Taken individually, Oprah's books run the gamut from absorbing to vacuous. Both of Wally Lamb's novels--"She's Come Undone" and "I Know This Much Is True"--are smart and complex. The one book translated from another language, "The Reader" by Bernhard Schlink, is a powerful tale of Germany before and after World War II. Jane Hamilton, Alice Hoffman and Toni Morrison are graceful storytellers.
But no dictionary is required for most of these works, nor is an appreciation for ambiguity or abstract ideas. The biggest literacy challenge of some Oprah books is their length. "I Know This Much Is True" is 901 pages; "Songs in Ordinary Time," 740 pages; "We Were the Mulvaneys," 454 pages. It seems a shame that people who are moved to read a book on Oprah's recommendation don't get the benefit of judicious editing.

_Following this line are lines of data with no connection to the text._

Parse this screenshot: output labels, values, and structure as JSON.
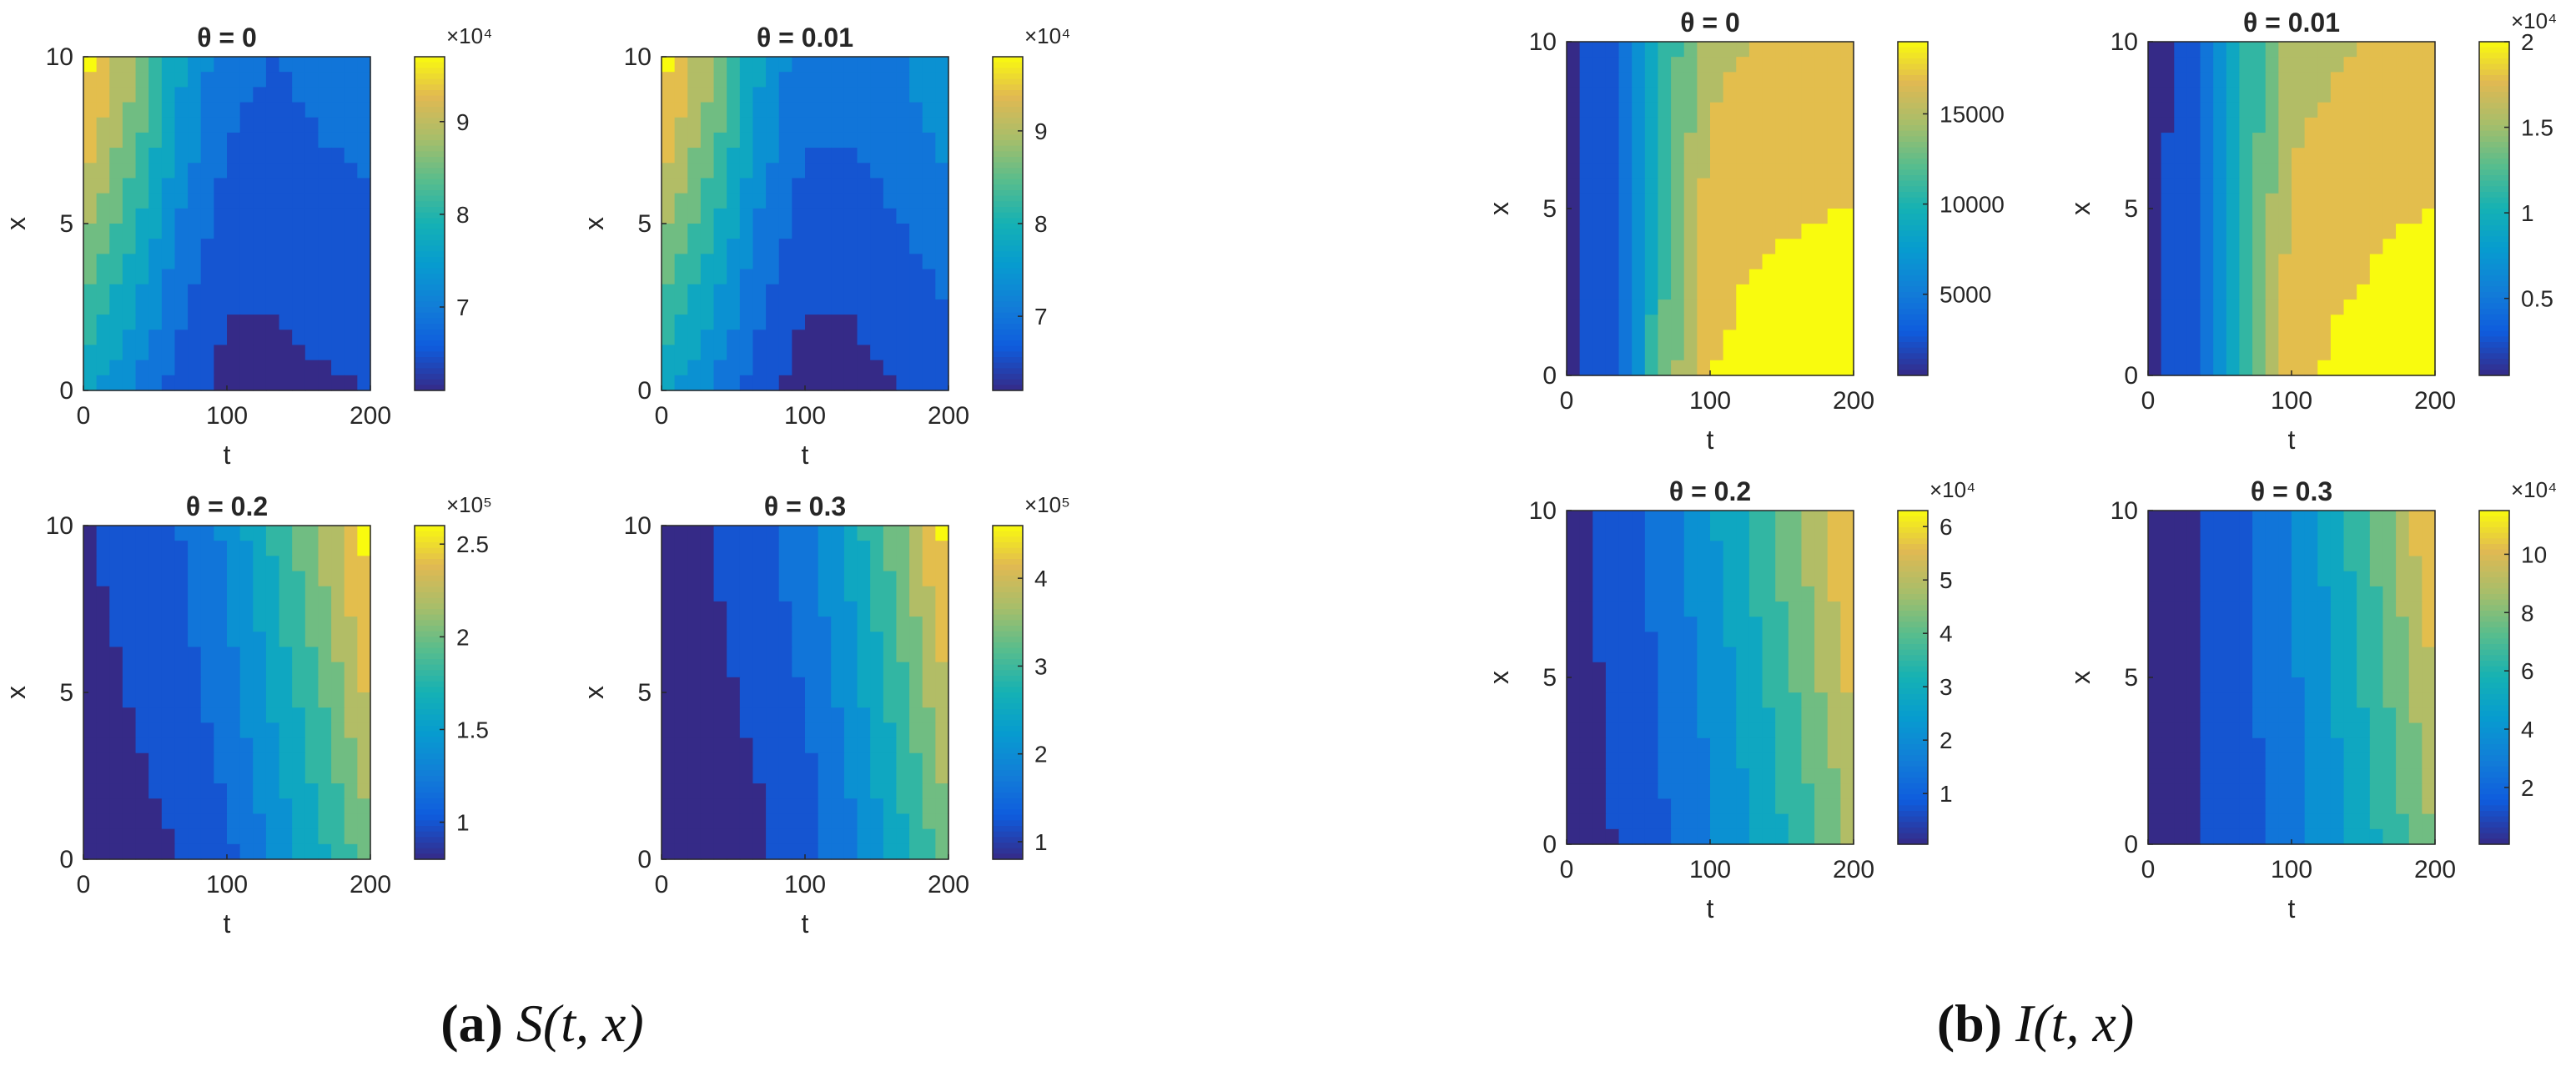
{
  "captions": [
    {
      "letter": "(a)",
      "label": "S(t, x)"
    },
    {
      "letter": "(b)",
      "label": "I(t, x)"
    }
  ],
  "chart_data": [
    {
      "type": "heatmap",
      "title": "θ = 0",
      "xlabel": "t",
      "ylabel": "x",
      "xlim": [
        0,
        200
      ],
      "ylim": [
        0,
        10
      ],
      "xticks": [
        "0",
        "100",
        "200"
      ],
      "yticks": [
        "0",
        "5",
        "10"
      ],
      "colorbar": {
        "range": [
          61000,
          97000
        ],
        "ticks": [
          7,
          8,
          9
        ],
        "tick_labels": [
          "7",
          "8",
          "9"
        ],
        "multiplier": "×10⁴"
      },
      "grid": [
        [
          97000,
          88000,
          76000,
          68000,
          67000,
          68000,
          70000
        ],
        [
          93000,
          85000,
          74000,
          67000,
          66000,
          67000,
          68000
        ],
        [
          88000,
          80000,
          71000,
          65000,
          64000,
          65000,
          66000
        ],
        [
          82000,
          76000,
          68000,
          63000,
          63000,
          64000,
          65000
        ],
        [
          76000,
          71000,
          65000,
          62000,
          62000,
          62500,
          63000
        ]
      ]
    },
    {
      "type": "heatmap",
      "title": "θ = 0.01",
      "xlabel": "t",
      "ylabel": "x",
      "xlim": [
        0,
        200
      ],
      "ylim": [
        0,
        10
      ],
      "xticks": [
        "0",
        "100",
        "200"
      ],
      "yticks": [
        "0",
        "5",
        "10"
      ],
      "colorbar": {
        "range": [
          62000,
          98000
        ],
        "ticks": [
          7,
          8,
          9
        ],
        "tick_labels": [
          "7",
          "8",
          "9"
        ],
        "multiplier": "×10⁴"
      },
      "grid": [
        [
          98000,
          89000,
          77000,
          69000,
          69000,
          72000,
          75000
        ],
        [
          94000,
          86000,
          75000,
          68000,
          68000,
          70000,
          73000
        ],
        [
          89000,
          81000,
          72000,
          66000,
          66000,
          68000,
          70000
        ],
        [
          83000,
          77000,
          69000,
          64000,
          64000,
          66000,
          68000
        ],
        [
          77000,
          72000,
          66000,
          62000,
          63000,
          64000,
          66000
        ]
      ]
    },
    {
      "type": "heatmap",
      "title": "θ = 0.2",
      "xlabel": "t",
      "ylabel": "x",
      "xlim": [
        0,
        200
      ],
      "ylim": [
        0,
        10
      ],
      "xticks": [
        "0",
        "100",
        "200"
      ],
      "yticks": [
        "0",
        "5",
        "10"
      ],
      "colorbar": {
        "range": [
          80000,
          260000
        ],
        "ticks": [
          1,
          1.5,
          2,
          2.5
        ],
        "tick_labels": [
          "1",
          "1.5",
          "2",
          "2.5"
        ],
        "multiplier": "×10⁵"
      },
      "grid": [
        [
          88000,
          99000,
          110000,
          135000,
          175000,
          215000,
          260000
        ],
        [
          85000,
          95000,
          105000,
          128000,
          165000,
          205000,
          250000
        ],
        [
          82000,
          91000,
          100000,
          120000,
          155000,
          190000,
          235000
        ],
        [
          81000,
          86000,
          96000,
          113000,
          145000,
          178000,
          220000
        ],
        [
          80000,
          82000,
          90000,
          105000,
          135000,
          165000,
          205000
        ]
      ]
    },
    {
      "type": "heatmap",
      "title": "θ = 0.3",
      "xlabel": "t",
      "ylabel": "x",
      "xlim": [
        0,
        200
      ],
      "ylim": [
        0,
        10
      ],
      "xticks": [
        "0",
        "100",
        "200"
      ],
      "yticks": [
        "0",
        "5",
        "10"
      ],
      "colorbar": {
        "range": [
          80000,
          460000
        ],
        "ticks": [
          1,
          2,
          3,
          4
        ],
        "tick_labels": [
          "1",
          "2",
          "3",
          "4"
        ],
        "multiplier": "×10⁵"
      },
      "grid": [
        [
          88000,
          102000,
          125000,
          175000,
          250000,
          350000,
          460000
        ],
        [
          85000,
          96000,
          116000,
          160000,
          230000,
          325000,
          430000
        ],
        [
          83000,
          92000,
          108000,
          145000,
          210000,
          300000,
          400000
        ],
        [
          81000,
          88000,
          100000,
          132000,
          192000,
          275000,
          370000
        ],
        [
          80000,
          84000,
          94000,
          120000,
          175000,
          250000,
          340000
        ]
      ]
    },
    {
      "type": "heatmap",
      "title": "θ = 0",
      "xlabel": "t",
      "ylabel": "x",
      "xlim": [
        0,
        200
      ],
      "ylim": [
        0,
        10
      ],
      "xticks": [
        "0",
        "100",
        "200"
      ],
      "yticks": [
        "0",
        "5",
        "10"
      ],
      "colorbar": {
        "range": [
          500,
          19000
        ],
        "ticks": [
          5000,
          10000,
          15000
        ],
        "tick_labels": [
          "5000",
          "10000",
          "15000"
        ],
        "multiplier": ""
      },
      "grid": [
        [
          600,
          3000,
          10000,
          15500,
          16000,
          16500,
          16500
        ],
        [
          600,
          3000,
          10500,
          16000,
          16800,
          17200,
          17500
        ],
        [
          600,
          3200,
          11000,
          17000,
          17500,
          17800,
          18000
        ],
        [
          600,
          3300,
          11500,
          17500,
          18200,
          18600,
          18800
        ],
        [
          600,
          3400,
          12000,
          18000,
          18700,
          19000,
          19000
        ]
      ]
    },
    {
      "type": "heatmap",
      "title": "θ = 0.01",
      "xlabel": "t",
      "ylabel": "x",
      "xlim": [
        0,
        200
      ],
      "ylim": [
        0,
        10
      ],
      "xticks": [
        "0",
        "100",
        "200"
      ],
      "yticks": [
        "0",
        "5",
        "10"
      ],
      "colorbar": {
        "range": [
          500,
          20000
        ],
        "ticks": [
          0.5,
          1,
          1.5,
          2
        ],
        "tick_labels": [
          "0.5",
          "1",
          "1.5",
          "2"
        ],
        "multiplier": "×10⁴"
      },
      "grid": [
        [
          600,
          3000,
          10000,
          16000,
          16500,
          17000,
          17500
        ],
        [
          600,
          3000,
          10500,
          16500,
          17200,
          17800,
          18300
        ],
        [
          600,
          3200,
          11000,
          17300,
          18000,
          18600,
          19000
        ],
        [
          600,
          3300,
          11500,
          17800,
          18800,
          19300,
          19700
        ],
        [
          600,
          3400,
          12000,
          18300,
          19300,
          19800,
          20000
        ]
      ]
    },
    {
      "type": "heatmap",
      "title": "θ = 0.2",
      "xlabel": "t",
      "ylabel": "x",
      "xlim": [
        0,
        200
      ],
      "ylim": [
        0,
        10
      ],
      "xticks": [
        "0",
        "100",
        "200"
      ],
      "yticks": [
        "0",
        "5",
        "10"
      ],
      "colorbar": {
        "range": [
          500,
          63000
        ],
        "ticks": [
          1,
          2,
          3,
          4,
          5,
          6
        ],
        "tick_labels": [
          "1",
          "2",
          "3",
          "4",
          "5",
          "6"
        ],
        "multiplier": "×10⁴"
      },
      "grid": [
        [
          2000,
          6000,
          14000,
          24000,
          35000,
          48000,
          61000
        ],
        [
          1800,
          5500,
          13000,
          22000,
          33000,
          45000,
          58000
        ],
        [
          1600,
          5000,
          12000,
          20000,
          30000,
          42000,
          55000
        ],
        [
          1400,
          4500,
          11000,
          18500,
          28000,
          39000,
          51000
        ],
        [
          1200,
          4000,
          10000,
          17000,
          26000,
          36000,
          48000
        ]
      ]
    },
    {
      "type": "heatmap",
      "title": "θ = 0.3",
      "xlabel": "t",
      "ylabel": "x",
      "xlim": [
        0,
        200
      ],
      "ylim": [
        0,
        10
      ],
      "xticks": [
        "0",
        "100",
        "200"
      ],
      "yticks": [
        "0",
        "5",
        "10"
      ],
      "colorbar": {
        "range": [
          500,
          115000
        ],
        "ticks": [
          2,
          4,
          6,
          8,
          10
        ],
        "tick_labels": [
          "2",
          "4",
          "6",
          "8",
          "10"
        ],
        "multiplier": "×10⁴"
      },
      "grid": [
        [
          2000,
          7000,
          18000,
          34000,
          55000,
          82000,
          112000
        ],
        [
          1800,
          6500,
          17000,
          32000,
          51000,
          76000,
          104000
        ],
        [
          1600,
          6000,
          16000,
          30000,
          48000,
          71000,
          97000
        ],
        [
          1400,
          5500,
          15000,
          28000,
          45000,
          66000,
          90000
        ],
        [
          1200,
          5000,
          14000,
          26000,
          42000,
          61000,
          84000
        ]
      ]
    }
  ]
}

Surveyed as a collection, Oprah's choices are predictable and parochial. She knows what her audience wants--tragedy and redemption--and that's what she serves. Does she know for a fact that members of her flock wouldn't occasionally want to read about success, fulfillment or happiness, or can't grapple with the vast gray area between black and white? That they couldn't be tempted by fiction that incorporates careers, politics, world affairs, higher education, sports, business or the environment? Other contemporary authors working the same territory as Oprah's writers--Anne Tyler, Margaret Atwood, Jane Smiley, Richard Russo, Terry McMillan, Stephen McCauley and Kent Haruf, to name a few--balance the inevitable tragedies of life with a delight in its many joys. Their characters are more than the sum of their problems.
A shocking number of people also die in Oprah's books, often violently. They drown, crash and hang themselves; they're strangled, smothered and stabbed. "Ruby lifted his poker way over his head and then he came down on May with all his strength," writes Jane Hamilton in "The Book of Ruth." "Plus he had a kitchen knife he used now and again, when he remembered it in his hand, for detail work." In "The House of Sand and Fog," a husband recounts putting his hands over his wife's "nose and mouth and eyes, this discipline to stand firmly in the face of her struggling, her grasping and twisting and kicking."
There's nothing wrong with creating fictional worlds of misery--Charles Dickens, John Steinbeck and Theodore Dreiser turned wasted lives into enduring literature. But a steady diet of melodrama and tragedy only reinforces some peoples' feeling that life doesn't offer much in the way of compensation for its miseries. Surely a book club that influences the reading habits of millions of Americans could open its gates to a wider world, where men aren't always the enemy, women aren't punching bags and children laugh giddily as they sled down a snowy hill.
Ms. Crossen is a reporter for The Wall Street Journal.